はじめに
日本全国では、膨大な長さの下水道管が整備されていますが、老朽化が進む中で、その維持管理が大きな課題となっています。NNTドコモソリューションズ株式会社が、京都府流域下水道事務所および株式会社テムザックと共同で実施した下水道管路の検証プロジェクトが、未来の維持管理の在り方を示しています。
プロジェクトの背景
日本の下水道管路は、全国で約50万キロメートルに及び、そのうち約7%が耐用年数を超えています。
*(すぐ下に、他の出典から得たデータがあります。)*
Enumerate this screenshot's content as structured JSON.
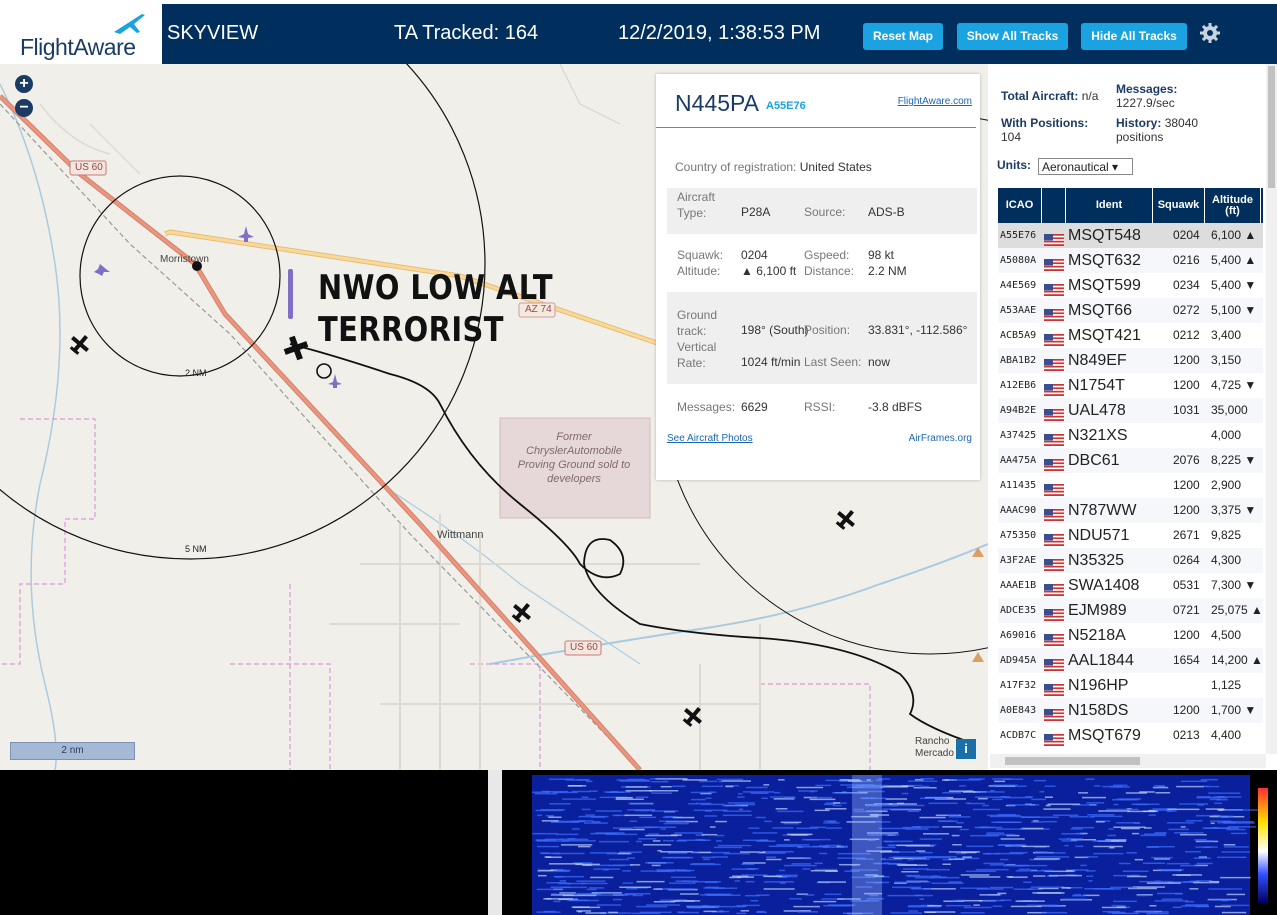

そのため、老朽化による事故が発生するリスクが高まっています。特に、腐食による管の劣化は表面的な診断では判断できず、深刻な損傷につながる可能性があります。そこで、NTTドコモソリューションズはAIとロボット技術を導入し、定量的な評価を行うプロジェクトを設立しました。
プロジェクトの詳細
このプロジェクトは2025年の4月から12月にかけて行われ、京都府内の流域下水道管路を対象に進められました。テムザックによって開発された多脚式ロボットが、下水道内部を走行し、LiDARによるデータ収集を行いました。その後、NTTドコモソリューションズが開発したAIを使用することで、管壁の形状を推定し、劣化の深さや範囲を解析しました。これにより、下水道管の一部区間の腐食状況を定量的に把握することに成功しました。
劣化の早期把握
下水道管の劣化に関して特に重要なのが「減肉」の早期把握です。硫化水素などの影響で管壁が劣化し、外からは見えない部分の腐食が進行するため、初期段階での把握が重要です。今回の検証では、点群データを通じて新設時と現在の管壁形状の差分を算出し、減肉の発生状況を可視化することに成功。
劣化予測の適用
さらに、プロジェクトでは、京都府が持つ過去の点検データを使用して、劣化予測モデルを適用しました。これにより、劣化が進行しやすい区間や特定の条件における管路の期待寿命を算定し、実際の管理者の経験則とも一致したデータが得られました。
結論
このプロジェクトを通じて、下水道の点検業務に新たな技術を導入することで、劣化の早期発見や劣化予測が実現され、今後の維持管理業務における効率化が期待されます。NTTドコモソリューションズは、得られた知見を基に、さらなる研究と実践を通じて自治体や適切な事業者との連携を強化し、この技術を広く展開していく方針を示しています。